Hi,
I am trying to detect differentially expressed genes in a RNA-seq dataset affect by batch effect due to different isolation protocols used in the wet lab during dataset generation.
Below, a snippet of the code I used to model my data:
rna_dds <- DESeqDataSet(rna_se, design = ~ RNA.Isolation.method + Type)
rna_dds <- DESeq(rna_dds, test = "LRT",
fitType = "local",
full = design(rna_dds)
reduced = ~ RNA.Isolation.method,
parallel = F,
quiet = T)
rna_dds <- rna_dds[!rowRanges(rna_dds)$allZero,]
I can get results as follow:
rna_LTR <- results(rna_dds, alpha = 1e-4)
rna_batch <- results(rna_dds,
contrast = c("RNA.Isolation.method", "P1", "P2"),
test = "Wald",
lfcThreshold = .5,
altHypothesis = "lessAbs",
alpha = 0.05)
rna_trt1 <- results(rna_dds,
contrast = c("Type", "trt1", "control"),
alpha = 1e-4,
test = "Wald",
lfcThreshold = 2)
rna_trt2 <- results(rna_dds,
contrast = c("Type", "trt2", "control"),
alpha = 1e-4,
test = "Wald",
lfcThreshold = 2)
If I understood correctly, now rna_LTR will contain the pvalues for differences in Type between the two models ~ RNA.Isolation.method + Type vs ~ RNA.Isolation.method, those should take into account the batch effect due to the extraction protocol. rna_batch on the other hand should contain pvalues for genes that are weakly affected by the extraction protocol (because I used an altHypothesis = lessAbs). rna_trt1 should contain pvalues (and log2FoldChanges) for the DEG between trt1 and control. rna_trt2 should contain pvalues (and log2FoldChanges) for the DEG between trt2 and control.

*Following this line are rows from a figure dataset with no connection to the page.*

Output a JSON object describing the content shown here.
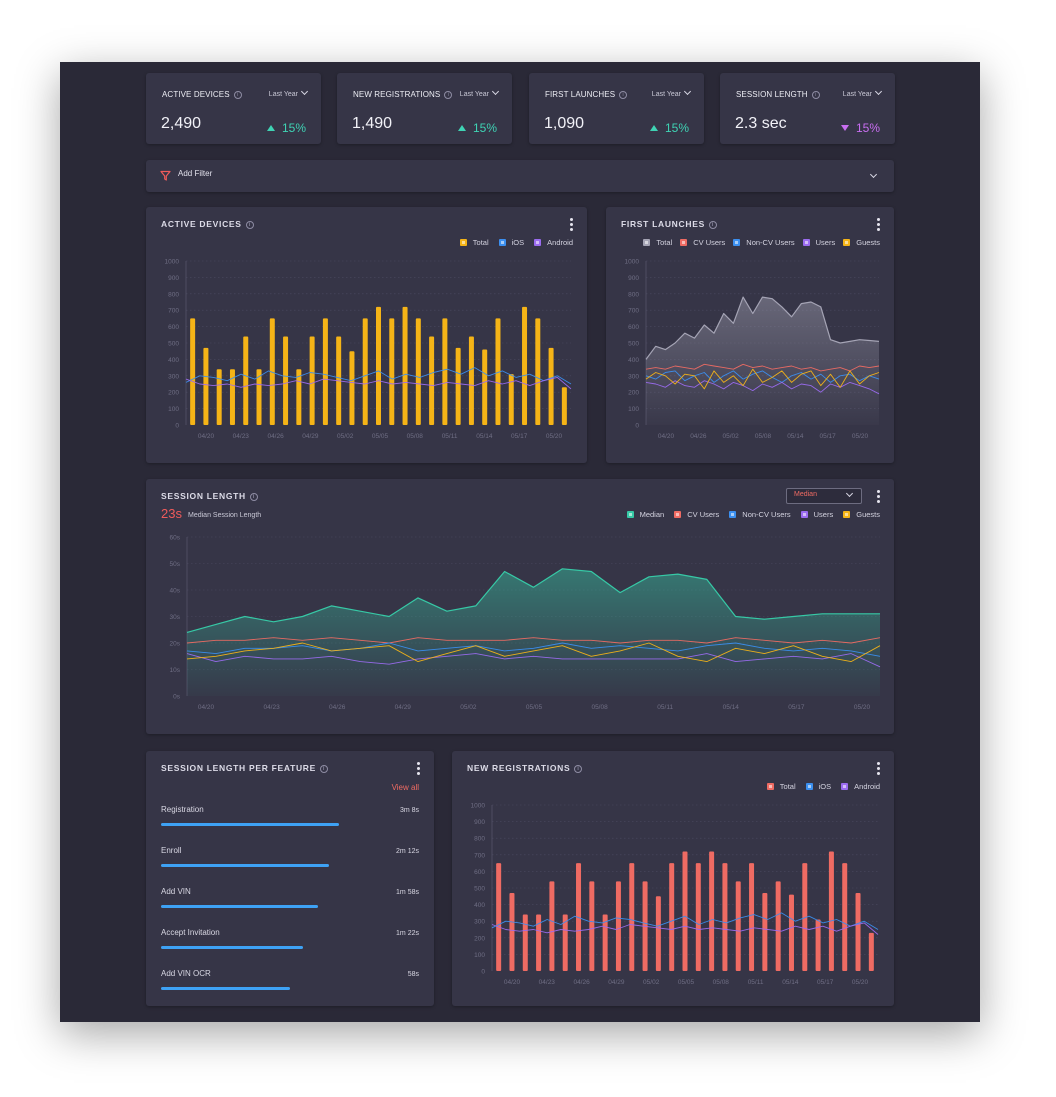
{
  "kpis": [
    {
      "title": "ACTIVE DEVICES",
      "period": "Last Year",
      "value": "2,490",
      "delta": "15%",
      "trend": "up"
    },
    {
      "title": "NEW  REGISTRATIONS",
      "period": "Last Year",
      "value": "1,490",
      "delta": "15%",
      "trend": "up"
    },
    {
      "title": "FIRST LAUNCHES",
      "period": "Last Year",
      "value": "1,090",
      "delta": "15%",
      "trend": "up"
    },
    {
      "title": "SESSION LENGTH",
      "period": "Last Year",
      "value": "2.3 sec",
      "delta": "15%",
      "trend": "down"
    }
  ],
  "filter": {
    "label": "Add Filter"
  },
  "colors": {
    "accent_yellow": "#f5b417",
    "accent_red": "#ef6b63",
    "ios_blue": "#3b8ff0",
    "android_purple": "#9b6cf0",
    "teal": "#36c9a6",
    "grey": "#a5a4b5",
    "kpi_up": "#3fd3b4",
    "kpi_down": "#c86ef0"
  },
  "active_devices": {
    "title": "ACTIVE DEVICES",
    "legend": [
      {
        "label": "Total",
        "color": "#f5b417"
      },
      {
        "label": "iOS",
        "color": "#3b8ff0"
      },
      {
        "label": "Android",
        "color": "#9b6cf0"
      }
    ]
  },
  "first_launches": {
    "title": "FIRST LAUNCHES",
    "legend": [
      {
        "label": "Total",
        "color": "#a5a4b5"
      },
      {
        "label": "CV Users",
        "color": "#ef6b63"
      },
      {
        "label": "Non-CV Users",
        "color": "#3b8ff0"
      },
      {
        "label": "Users",
        "color": "#9b6cf0"
      },
      {
        "label": "Guests",
        "color": "#f5b417"
      }
    ]
  },
  "session_length": {
    "title": "SESSION LENGTH",
    "big_value": "23s",
    "subtitle": "Median Session Length",
    "dropdown": "Median",
    "legend": [
      {
        "label": "Median",
        "color": "#36c9a6"
      },
      {
        "label": "CV Users",
        "color": "#ef6b63"
      },
      {
        "label": "Non-CV Users",
        "color": "#3b8ff0"
      },
      {
        "label": "Users",
        "color": "#9b6cf0"
      },
      {
        "label": "Guests",
        "color": "#f5b417"
      }
    ]
  },
  "features": {
    "title": "SESSION LENGTH PER FEATURE",
    "view_all": "View all",
    "items": [
      {
        "name": "Registration",
        "value": "3m 8s",
        "fraction": 0.69
      },
      {
        "name": "Enroll",
        "value": "2m 12s",
        "fraction": 0.65
      },
      {
        "name": "Add VIN",
        "value": "1m 58s",
        "fraction": 0.61
      },
      {
        "name": "Accept Invitation",
        "value": "1m 22s",
        "fraction": 0.55
      },
      {
        "name": "Add VIN OCR",
        "value": "58s",
        "fraction": 0.5
      }
    ]
  },
  "new_registrations": {
    "title": "NEW REGISTRATIONS",
    "legend": [
      {
        "label": "Total",
        "color": "#ef6b63"
      },
      {
        "label": "iOS",
        "color": "#3b8ff0"
      },
      {
        "label": "Android",
        "color": "#9b6cf0"
      }
    ]
  },
  "chart_data": [
    {
      "id": "active_devices",
      "type": "bar",
      "title": "ACTIVE DEVICES",
      "xticks": [
        "04/20",
        "04/23",
        "04/26",
        "04/29",
        "05/02",
        "05/05",
        "05/08",
        "05/11",
        "05/14",
        "05/17",
        "05/20"
      ],
      "yticks": [
        "0",
        "100",
        "200",
        "300",
        "400",
        "500",
        "600",
        "700",
        "800",
        "900",
        "1000"
      ],
      "ylim": [
        0,
        1000
      ],
      "series": [
        {
          "name": "Total",
          "kind": "bar",
          "color": "#f5b417",
          "values": [
            650,
            470,
            340,
            340,
            540,
            340,
            650,
            540,
            340,
            540,
            650,
            540,
            450,
            650,
            720,
            650,
            720,
            650,
            540,
            650,
            470,
            540,
            460,
            650,
            310,
            720,
            650,
            470,
            230
          ]
        },
        {
          "name": "iOS",
          "kind": "line",
          "color": "#3b8ff0",
          "values": [
            260,
            300,
            290,
            270,
            310,
            280,
            330,
            300,
            290,
            320,
            310,
            290,
            270,
            300,
            330,
            280,
            310,
            290,
            320,
            340,
            310,
            350,
            300,
            330,
            290,
            310,
            270,
            300,
            250
          ]
        },
        {
          "name": "Android",
          "kind": "line",
          "color": "#9b6cf0",
          "values": [
            280,
            250,
            240,
            250,
            230,
            250,
            240,
            250,
            270,
            250,
            280,
            270,
            260,
            250,
            270,
            250,
            260,
            250,
            240,
            260,
            250,
            240,
            270,
            250,
            270,
            240,
            270,
            290,
            220
          ]
        }
      ]
    },
    {
      "id": "first_launches",
      "type": "area",
      "title": "FIRST LAUNCHES",
      "xticks": [
        "04/20",
        "04/26",
        "05/02",
        "05/08",
        "05/14",
        "05/17",
        "05/20"
      ],
      "yticks": [
        "0",
        "100",
        "200",
        "300",
        "400",
        "500",
        "600",
        "700",
        "800",
        "900",
        "1000"
      ],
      "ylim": [
        0,
        1000
      ],
      "series": [
        {
          "name": "Total",
          "kind": "area",
          "color": "#a5a4b5",
          "values": [
            400,
            480,
            460,
            500,
            560,
            530,
            610,
            560,
            680,
            620,
            780,
            680,
            780,
            770,
            720,
            660,
            740,
            750,
            720,
            520,
            500,
            510,
            520,
            515,
            510
          ]
        },
        {
          "name": "CV Users",
          "kind": "line",
          "color": "#ef6b63",
          "values": [
            340,
            350,
            340,
            360,
            350,
            340,
            370,
            360,
            350,
            340,
            370,
            350,
            360,
            340,
            350,
            360,
            340,
            350,
            330,
            340,
            350,
            330,
            360,
            350,
            360
          ]
        },
        {
          "name": "Non-CV Users",
          "kind": "line",
          "color": "#3b8ff0",
          "values": [
            300,
            280,
            320,
            330,
            270,
            300,
            320,
            260,
            300,
            330,
            280,
            310,
            330,
            290,
            260,
            300,
            320,
            280,
            310,
            260,
            300,
            310,
            270,
            300,
            280
          ]
        },
        {
          "name": "Users",
          "kind": "line",
          "color": "#9b6cf0",
          "values": [
            260,
            250,
            230,
            270,
            240,
            230,
            270,
            250,
            220,
            260,
            240,
            210,
            250,
            230,
            260,
            220,
            250,
            240,
            200,
            250,
            230,
            260,
            240,
            220,
            190
          ]
        },
        {
          "name": "Guests",
          "kind": "line",
          "color": "#f5b417",
          "values": [
            280,
            320,
            300,
            250,
            310,
            300,
            220,
            330,
            260,
            300,
            240,
            340,
            260,
            290,
            330,
            260,
            310,
            330,
            240,
            310,
            230,
            330,
            250,
            300,
            320
          ]
        }
      ]
    },
    {
      "id": "session_length",
      "type": "area",
      "title": "SESSION LENGTH",
      "xticks": [
        "04/20",
        "04/23",
        "04/26",
        "04/29",
        "05/02",
        "05/05",
        "05/08",
        "05/11",
        "05/14",
        "05/17",
        "05/20"
      ],
      "yticks": [
        "0s",
        "10s",
        "20s",
        "30s",
        "40s",
        "50s",
        "60s"
      ],
      "ylim": [
        0,
        60
      ],
      "series": [
        {
          "name": "Median",
          "kind": "area",
          "color": "#36c9a6",
          "values": [
            24,
            27,
            30,
            28,
            30,
            34,
            32,
            30,
            37,
            32,
            34,
            47,
            41,
            48,
            47,
            39,
            45,
            46,
            44,
            30,
            29,
            30,
            31,
            31,
            31
          ]
        },
        {
          "name": "CV Users",
          "kind": "line",
          "color": "#ef6b63",
          "values": [
            20,
            21,
            21,
            22,
            21,
            22,
            21,
            20,
            22,
            21,
            21,
            21,
            22,
            21,
            21,
            20,
            21,
            21,
            20,
            22,
            21,
            20,
            21,
            20,
            22
          ]
        },
        {
          "name": "Non-CV Users",
          "kind": "line",
          "color": "#3b8ff0",
          "values": [
            17,
            16,
            18,
            18,
            19,
            17,
            18,
            20,
            17,
            18,
            19,
            17,
            18,
            20,
            18,
            19,
            18,
            17,
            19,
            20,
            18,
            17,
            18,
            17,
            15
          ]
        },
        {
          "name": "Users",
          "kind": "line",
          "color": "#9b6cf0",
          "values": [
            16,
            13,
            15,
            14,
            14,
            15,
            13,
            12,
            14,
            15,
            16,
            14,
            15,
            14,
            14,
            14,
            14,
            14,
            16,
            13,
            14,
            15,
            14,
            16,
            11
          ]
        },
        {
          "name": "Guests",
          "kind": "line",
          "color": "#f5b417",
          "values": [
            14,
            15,
            17,
            18,
            20,
            17,
            18,
            19,
            13,
            16,
            19,
            15,
            17,
            19,
            15,
            17,
            20,
            15,
            13,
            18,
            16,
            19,
            15,
            13,
            19
          ]
        }
      ]
    },
    {
      "id": "new_registrations",
      "type": "bar",
      "title": "NEW REGISTRATIONS",
      "xticks": [
        "04/20",
        "04/23",
        "04/26",
        "04/29",
        "05/02",
        "05/05",
        "05/08",
        "05/11",
        "05/14",
        "05/17",
        "05/20"
      ],
      "yticks": [
        "0",
        "100",
        "200",
        "300",
        "400",
        "500",
        "600",
        "700",
        "800",
        "900",
        "1000"
      ],
      "ylim": [
        0,
        1000
      ],
      "series": [
        {
          "name": "Total",
          "kind": "bar",
          "color": "#ef6b63",
          "values": [
            650,
            470,
            340,
            340,
            540,
            340,
            650,
            540,
            340,
            540,
            650,
            540,
            450,
            650,
            720,
            650,
            720,
            650,
            540,
            650,
            470,
            540,
            460,
            650,
            310,
            720,
            650,
            470,
            230
          ]
        },
        {
          "name": "iOS",
          "kind": "line",
          "color": "#3b8ff0",
          "values": [
            260,
            300,
            290,
            270,
            310,
            280,
            330,
            300,
            290,
            320,
            310,
            290,
            270,
            300,
            330,
            280,
            310,
            290,
            320,
            340,
            310,
            350,
            300,
            330,
            290,
            310,
            270,
            300,
            250
          ]
        },
        {
          "name": "Android",
          "kind": "line",
          "color": "#9b6cf0",
          "values": [
            280,
            250,
            240,
            250,
            230,
            250,
            240,
            250,
            270,
            250,
            280,
            270,
            260,
            250,
            270,
            250,
            260,
            250,
            240,
            260,
            250,
            240,
            270,
            250,
            270,
            240,
            270,
            290,
            220
          ]
        }
      ]
    }
  ]
}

My question is, is it safe to use pvalues from rna_LTR and log2FoldChanges from rna_trt1 and rna_trt2 to detect differentially expressed genes? Should I take into account pvalues also from rna_batch? If yes, how? e.g.
res <- data.frame(
trt1vctrl = rna_trt1$log2FoldChange,
trt2vctrl = rna_trt2$log2FoldChange,
LTR_padj = rna_LTR$padj,
row.names = rownames(rna_dds))
res <- res[!apply(res, 1, function (r) any( is.na( r))), ]

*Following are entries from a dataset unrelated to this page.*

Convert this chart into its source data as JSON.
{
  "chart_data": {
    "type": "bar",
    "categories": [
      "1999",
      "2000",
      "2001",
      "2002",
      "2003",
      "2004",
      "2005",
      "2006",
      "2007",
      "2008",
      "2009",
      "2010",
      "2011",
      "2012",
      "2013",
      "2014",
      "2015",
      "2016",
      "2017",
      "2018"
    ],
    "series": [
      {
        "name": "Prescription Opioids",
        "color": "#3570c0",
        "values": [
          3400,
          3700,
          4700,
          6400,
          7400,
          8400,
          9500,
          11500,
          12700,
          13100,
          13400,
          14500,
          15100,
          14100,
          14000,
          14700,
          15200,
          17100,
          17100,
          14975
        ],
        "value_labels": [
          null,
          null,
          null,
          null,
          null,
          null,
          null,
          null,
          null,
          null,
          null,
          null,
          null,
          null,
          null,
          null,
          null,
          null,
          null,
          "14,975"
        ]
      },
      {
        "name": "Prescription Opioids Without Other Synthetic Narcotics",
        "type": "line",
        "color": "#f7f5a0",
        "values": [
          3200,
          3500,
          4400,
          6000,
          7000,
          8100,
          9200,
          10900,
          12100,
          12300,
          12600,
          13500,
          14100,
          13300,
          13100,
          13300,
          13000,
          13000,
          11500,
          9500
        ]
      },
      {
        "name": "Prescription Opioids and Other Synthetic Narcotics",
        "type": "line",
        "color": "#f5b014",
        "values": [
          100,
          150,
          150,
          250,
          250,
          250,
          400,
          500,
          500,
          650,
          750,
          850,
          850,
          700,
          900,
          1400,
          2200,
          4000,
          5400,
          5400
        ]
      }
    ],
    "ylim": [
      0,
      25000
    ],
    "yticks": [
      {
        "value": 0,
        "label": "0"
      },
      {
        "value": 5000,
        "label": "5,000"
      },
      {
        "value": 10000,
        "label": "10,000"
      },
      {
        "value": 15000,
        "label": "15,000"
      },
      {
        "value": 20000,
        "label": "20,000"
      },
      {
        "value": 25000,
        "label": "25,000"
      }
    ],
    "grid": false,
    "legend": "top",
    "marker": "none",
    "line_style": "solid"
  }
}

rna_res[ rna_res$LTR_padj < 1e-4 &
abs(rna_res$trt1vctrl) > 2 &
abs(rna_res$trt2vctrl) > 2, ]
Thanks for your answer! :)
Hi Michael, Thanks for your answer! I generated that object (
rna_batch) because I was interested in visualizing the genes affected by the batch effect and being able to report a p-value for the difference. I was looking for genes with consistent expression across batches.I am aware that, when using LRT, p-values refer to the test between more than two variable levels, and that's why I used it instead of the standard Wald test. I am looking for genes that behave differently across sample types albeit the RNA isolation protocol used. So if I interpreted your answer correctly, filtering for LRT p-value and pairwise LFC will return what I am looking for. Right?

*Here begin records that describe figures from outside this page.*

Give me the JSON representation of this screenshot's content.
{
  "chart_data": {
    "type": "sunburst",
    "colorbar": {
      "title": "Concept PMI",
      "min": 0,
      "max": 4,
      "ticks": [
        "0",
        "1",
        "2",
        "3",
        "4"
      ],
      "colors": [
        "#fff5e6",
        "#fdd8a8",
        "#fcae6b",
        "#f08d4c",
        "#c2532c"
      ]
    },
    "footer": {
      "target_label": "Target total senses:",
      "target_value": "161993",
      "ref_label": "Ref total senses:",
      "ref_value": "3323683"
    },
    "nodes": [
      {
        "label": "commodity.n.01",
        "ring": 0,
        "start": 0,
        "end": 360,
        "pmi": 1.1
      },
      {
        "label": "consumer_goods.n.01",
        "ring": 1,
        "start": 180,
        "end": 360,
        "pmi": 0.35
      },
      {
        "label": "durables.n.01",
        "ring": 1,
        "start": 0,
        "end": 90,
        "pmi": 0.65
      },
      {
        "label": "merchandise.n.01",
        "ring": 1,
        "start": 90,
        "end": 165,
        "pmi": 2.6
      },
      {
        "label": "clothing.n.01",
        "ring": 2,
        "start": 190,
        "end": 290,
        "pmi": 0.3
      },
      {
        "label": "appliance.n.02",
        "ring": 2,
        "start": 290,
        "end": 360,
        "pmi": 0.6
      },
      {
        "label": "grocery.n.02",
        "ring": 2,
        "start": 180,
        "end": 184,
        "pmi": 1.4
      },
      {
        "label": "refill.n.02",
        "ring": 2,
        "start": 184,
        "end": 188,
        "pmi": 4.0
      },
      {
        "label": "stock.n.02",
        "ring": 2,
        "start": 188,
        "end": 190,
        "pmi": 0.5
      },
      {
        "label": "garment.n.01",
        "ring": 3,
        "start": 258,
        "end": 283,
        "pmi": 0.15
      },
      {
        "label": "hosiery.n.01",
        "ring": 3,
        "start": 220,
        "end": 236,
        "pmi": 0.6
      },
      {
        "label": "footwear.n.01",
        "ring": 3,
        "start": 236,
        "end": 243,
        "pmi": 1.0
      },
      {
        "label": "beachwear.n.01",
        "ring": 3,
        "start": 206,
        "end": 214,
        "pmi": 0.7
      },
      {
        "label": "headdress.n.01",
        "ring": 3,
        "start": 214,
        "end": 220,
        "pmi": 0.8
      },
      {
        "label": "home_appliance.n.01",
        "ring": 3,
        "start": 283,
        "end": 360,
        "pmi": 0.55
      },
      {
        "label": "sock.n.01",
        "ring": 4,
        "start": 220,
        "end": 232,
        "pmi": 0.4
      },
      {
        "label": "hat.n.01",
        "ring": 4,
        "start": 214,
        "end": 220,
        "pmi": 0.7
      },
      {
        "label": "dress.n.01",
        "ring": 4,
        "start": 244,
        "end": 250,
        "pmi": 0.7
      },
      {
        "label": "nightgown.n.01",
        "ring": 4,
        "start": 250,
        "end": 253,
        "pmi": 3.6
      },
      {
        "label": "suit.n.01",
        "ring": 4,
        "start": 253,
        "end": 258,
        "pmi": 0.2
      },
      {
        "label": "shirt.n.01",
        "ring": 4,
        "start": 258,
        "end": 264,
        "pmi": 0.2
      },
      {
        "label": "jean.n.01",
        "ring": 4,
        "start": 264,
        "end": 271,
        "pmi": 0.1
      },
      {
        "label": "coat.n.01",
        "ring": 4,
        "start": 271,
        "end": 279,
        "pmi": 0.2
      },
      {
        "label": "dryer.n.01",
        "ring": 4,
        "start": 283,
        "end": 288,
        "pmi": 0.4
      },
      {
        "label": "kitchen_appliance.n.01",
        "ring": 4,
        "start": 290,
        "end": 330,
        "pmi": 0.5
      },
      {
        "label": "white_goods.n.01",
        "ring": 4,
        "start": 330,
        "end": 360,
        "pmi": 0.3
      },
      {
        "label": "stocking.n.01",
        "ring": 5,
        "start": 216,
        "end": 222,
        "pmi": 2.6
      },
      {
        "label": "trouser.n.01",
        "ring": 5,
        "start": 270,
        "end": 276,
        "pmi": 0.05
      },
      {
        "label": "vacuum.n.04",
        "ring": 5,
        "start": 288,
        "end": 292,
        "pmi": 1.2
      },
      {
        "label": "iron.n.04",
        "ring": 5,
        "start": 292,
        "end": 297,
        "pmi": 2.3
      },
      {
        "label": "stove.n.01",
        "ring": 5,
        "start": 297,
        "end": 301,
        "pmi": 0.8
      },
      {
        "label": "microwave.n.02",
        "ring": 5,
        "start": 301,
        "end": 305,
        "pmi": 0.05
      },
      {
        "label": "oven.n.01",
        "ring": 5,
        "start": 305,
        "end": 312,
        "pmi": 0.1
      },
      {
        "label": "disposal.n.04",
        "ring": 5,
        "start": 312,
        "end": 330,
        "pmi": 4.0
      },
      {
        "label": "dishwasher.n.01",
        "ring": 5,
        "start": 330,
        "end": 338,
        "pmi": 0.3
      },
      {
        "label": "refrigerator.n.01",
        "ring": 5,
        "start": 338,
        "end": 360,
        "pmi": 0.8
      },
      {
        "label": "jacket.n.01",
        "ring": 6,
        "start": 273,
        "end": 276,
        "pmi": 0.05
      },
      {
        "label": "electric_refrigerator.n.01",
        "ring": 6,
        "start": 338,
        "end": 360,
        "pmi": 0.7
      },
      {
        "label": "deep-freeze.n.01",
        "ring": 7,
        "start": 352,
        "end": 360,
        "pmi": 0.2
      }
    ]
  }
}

Also, from your previous answer a question arise, what's the difference between using "contrast" and "name"? I have been always thinking that they would extract the same things.
rna_LTR_trt1 <- results(rna_dds, alpha = 1e-4, contrast = c("Type", "trt1", "ctrl")) # this will return LFC for trt1 vs ctrl and pvalues for LRT across the three sample typerna_LTR_trt1 <- results(rna_dds, alpha = 1e-4, name = "Type_trt1_vs_ctrl")) # wouldn't this return the same?Yes, you are right those two will return the same. I wasn't sure why you were generating the additional Wald test p-values but I suppose you want to do something with those. I typically would just consider the set of genes which are significant by the LRT, and then work with the LFCs of the two comparisons directly.